All the science channels are flooded with commercials for something called Dragon, a voice recognition program. Every time I see a commercial for this I wonder about two things: Can the software really listen to and distinguish words as easily as the commercial shows and does natural speech translate well into a business memo or book report?
I ask because I once saw a demonstration of a voice recognition program (don’t remember if it was Dragon) and that thing could not understand a word I said. I’m from The Bronx and I talk fast. The program had a real problem with my natural speech patterns and the demonstrator had to instruct me (and others) to change the way we spoke into something not very natural at all.
Plus, I’ve seen people write business correspondence the same way that they speak and. . . it is not pretty. We don’t really write the same way we speak.
The demonstration I was at was many, many years ago so the programs could have improved significantly and perhaps I’m wrong about writing the same way we speak. What say you?

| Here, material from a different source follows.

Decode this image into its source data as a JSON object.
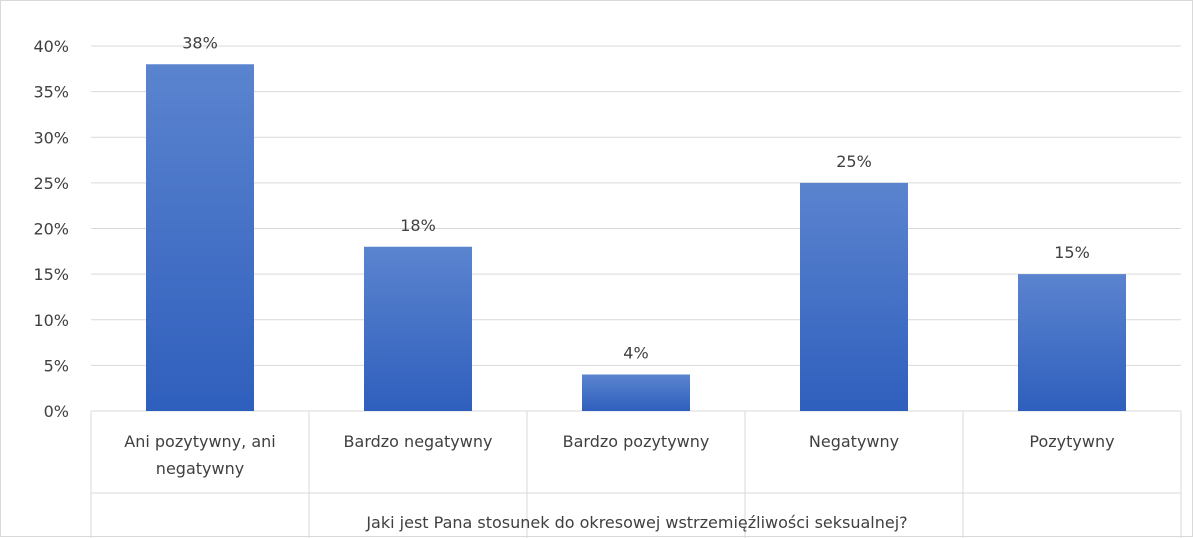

Normally voice recognition software makes you go through a “training phase” where you read a bunch of stuff and it saves a profile unique to your voice, so that in theory it can understand you better. The problem is that even within an individual there’s so much variation in the way you sound that it’s never going to be perfect (and don’t even start with homonyms!). It helps if you make a concerted effort to say everything in your clearest, most monotone voice possible. But that’s not an effort I particularly want to make - and even if that wasn’t necessary I still feel like speaking is more effort than manipulating a good old-fashioned mouse and keyboard. But maybe that’s just me.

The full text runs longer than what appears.